Confiados en esta transformación interior que se nos ofrece, en la primera oración de la misa pedíamos a Dios por medio de Jesucristo, que ya “que te complaces en habitar en los  corazones rectos y sencillos, concédenos la gracia de vivir de tal manera que encuentres en nosotros una morada digna de tu agrado”. 
Esta debiera ser nuestra súplica permanente, ya que si Dios “ha visitado a su pueblo” por medio de Jesús, y por nosotros mismos no podemos ser digna morada, es necesario pedir de su misericordia que nos trasforme interiormente desde lo más profundo del corazón, como lo hizo este leproso.
El texto del evangelio afirma que el leproso se acerca a Jesús y de rodillas le dice “si quieres, puedes purificarme” recibiendo la atención inmediata del Señor, que se conmueve en su interior y tocándolo le responde “lo quiero, queda purificado", convirtiéndose por la acción salvadora de Jesús en digna morada de Dios, enviándolo al sacerdote para que certificando la curación pueda reintegrarse a la comunidad del pueblo elegido y participar del culto.
Con este gesto, Jesús deja en claro que viene a rescatar al hombre de sus miserias, enseñándonos a realizar nosotros lo mismo, acercándonos a tantos que están marginados de la sociedad para llevarles un poco de consuelo, especialmente a quienes están sumidos en sus pecados, para que solicitando la purificación interior por medio del arrepentimiento en el sacramento de la reconciliación, puedan comenzar una vida nueva alabando a su Creador.
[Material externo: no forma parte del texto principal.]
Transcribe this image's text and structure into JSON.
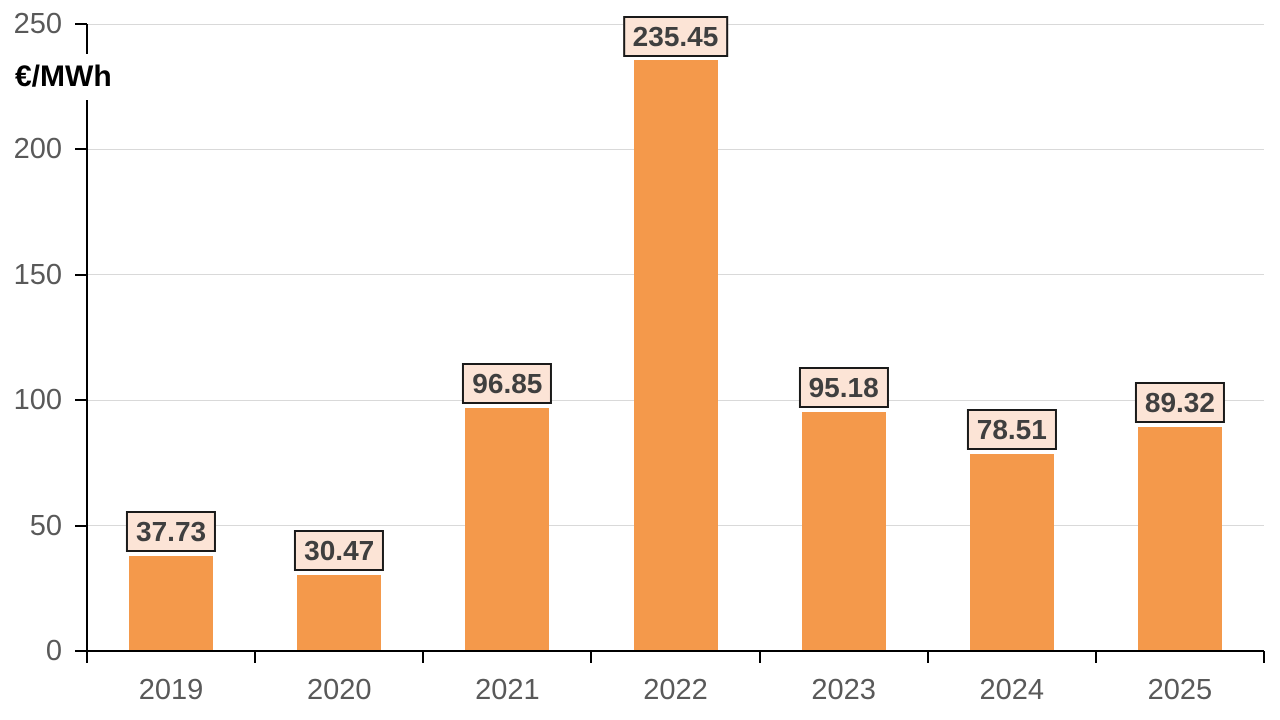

En realidad, Cristo mismo se hace leproso cuando es clavado en la cruz cargando con nuestros pecados, interpelando nuestro corazón no sólo para que valoremos el amor  que nos tiene, sino también para que aprendamos a cargar sobre nosotros mismos las cargas y lepras del hombre de hoy mientras le llevamos el consuelo salvador que sólo el encuentro con Jesús otorga.
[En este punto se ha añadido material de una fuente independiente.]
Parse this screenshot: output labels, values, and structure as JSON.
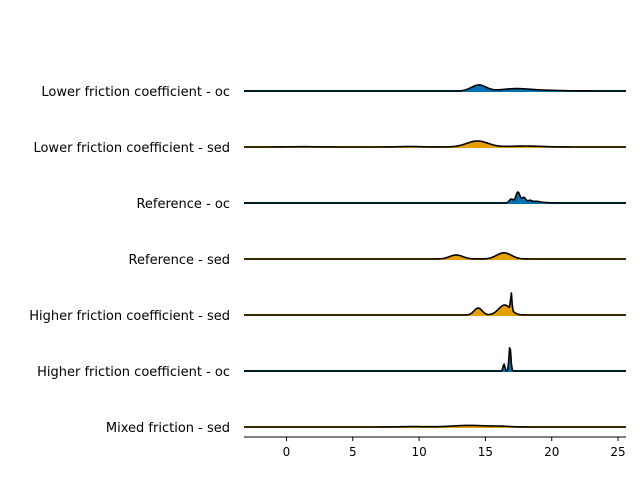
{
  "chart_data": {
    "type": "area",
    "title": "",
    "xlabel": "",
    "ylabel": "",
    "xlim": [
      -3.2,
      25.6
    ],
    "xticks": [
      0,
      5,
      10,
      15,
      20,
      25
    ],
    "grid": false,
    "legend": "none",
    "colors": {
      "oc": "#0072B2",
      "sed": "#E69F00",
      "outline": "#000000"
    },
    "series": [
      {
        "name": "Lower friction coefficient - oc",
        "group": "oc",
        "components": [
          {
            "mean": 14.5,
            "sd": 0.55,
            "weight": 0.3
          },
          {
            "mean": 17.2,
            "sd": 1.0,
            "weight": 0.1
          },
          {
            "mean": 19.0,
            "sd": 1.5,
            "weight": 0.04
          }
        ]
      },
      {
        "name": "Lower friction coefficient - sed",
        "group": "sed",
        "components": [
          {
            "mean": 14.4,
            "sd": 0.8,
            "weight": 0.3
          },
          {
            "mean": 9.3,
            "sd": 0.8,
            "weight": 0.025
          },
          {
            "mean": 1.3,
            "sd": 1.0,
            "weight": 0.015
          },
          {
            "mean": 18.0,
            "sd": 1.2,
            "weight": 0.05
          }
        ]
      },
      {
        "name": "Reference - oc",
        "group": "oc",
        "components": [
          {
            "mean": 17.45,
            "sd": 0.15,
            "weight": 0.55
          },
          {
            "mean": 16.95,
            "sd": 0.15,
            "weight": 0.2
          },
          {
            "mean": 17.9,
            "sd": 0.15,
            "weight": 0.28
          },
          {
            "mean": 18.35,
            "sd": 0.15,
            "weight": 0.12
          },
          {
            "mean": 18.8,
            "sd": 0.25,
            "weight": 0.07
          },
          {
            "mean": 19.3,
            "sd": 0.4,
            "weight": 0.03
          }
        ]
      },
      {
        "name": "Reference - sed",
        "group": "sed",
        "components": [
          {
            "mean": 12.8,
            "sd": 0.5,
            "weight": 0.2
          },
          {
            "mean": 16.4,
            "sd": 0.55,
            "weight": 0.31
          }
        ]
      },
      {
        "name": "Higher friction coefficient - sed",
        "group": "sed",
        "components": [
          {
            "mean": 14.45,
            "sd": 0.3,
            "weight": 0.35
          },
          {
            "mean": 16.45,
            "sd": 0.45,
            "weight": 0.5
          },
          {
            "mean": 16.95,
            "sd": 0.05,
            "weight": 0.85
          }
        ]
      },
      {
        "name": "Higher friction coefficient - oc",
        "group": "oc",
        "components": [
          {
            "mean": 16.85,
            "sd": 0.07,
            "weight": 1.25
          },
          {
            "mean": 16.4,
            "sd": 0.07,
            "weight": 0.35
          }
        ]
      },
      {
        "name": "Mixed friction - sed",
        "group": "sed",
        "components": [
          {
            "mean": 13.8,
            "sd": 1.3,
            "weight": 0.08
          },
          {
            "mean": 9.5,
            "sd": 1.0,
            "weight": 0.02
          },
          {
            "mean": 16.2,
            "sd": 0.7,
            "weight": 0.03
          }
        ]
      }
    ]
  }
}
Precisamente porque es en la cruz donde se devela plenamente el misterio divino del Mesías, es que Jesús reclama que “no le digas nada a nadie”, para que no pretendan alabarlo como líder temporal, sino que lo reconozcan como el Cordero de Dios que quita los pecados del mundo y los carga sobre sí en el momento de su prueba de amor al Padre y a la humanidad toda, por la cruz.
Sin embargo es necesario recordar que para que se realice esta sanación interior en cada ser humano, es preciso acercarse al Señor mismo con la humildad de quien se siente impotente para salir de la lepra por sí mismo y necesitado siempre de la caricia divina. 
¿Estamos realmente convencidos de que hemos de recurrir al Señor para ser purificados y sanados, o pensamos que nos valemos a nosotros mismos?
Es el reconocimiento de nuestra pequeñez y del poder  de curación que proviene de Jesús, lo que hace posible esa renovación que todos necesitamos, no sólo para estar más cerca de quien nos cura, sino también para abrir nuestro corazón ante la miseria que sufren hermanos nuestros cada día.  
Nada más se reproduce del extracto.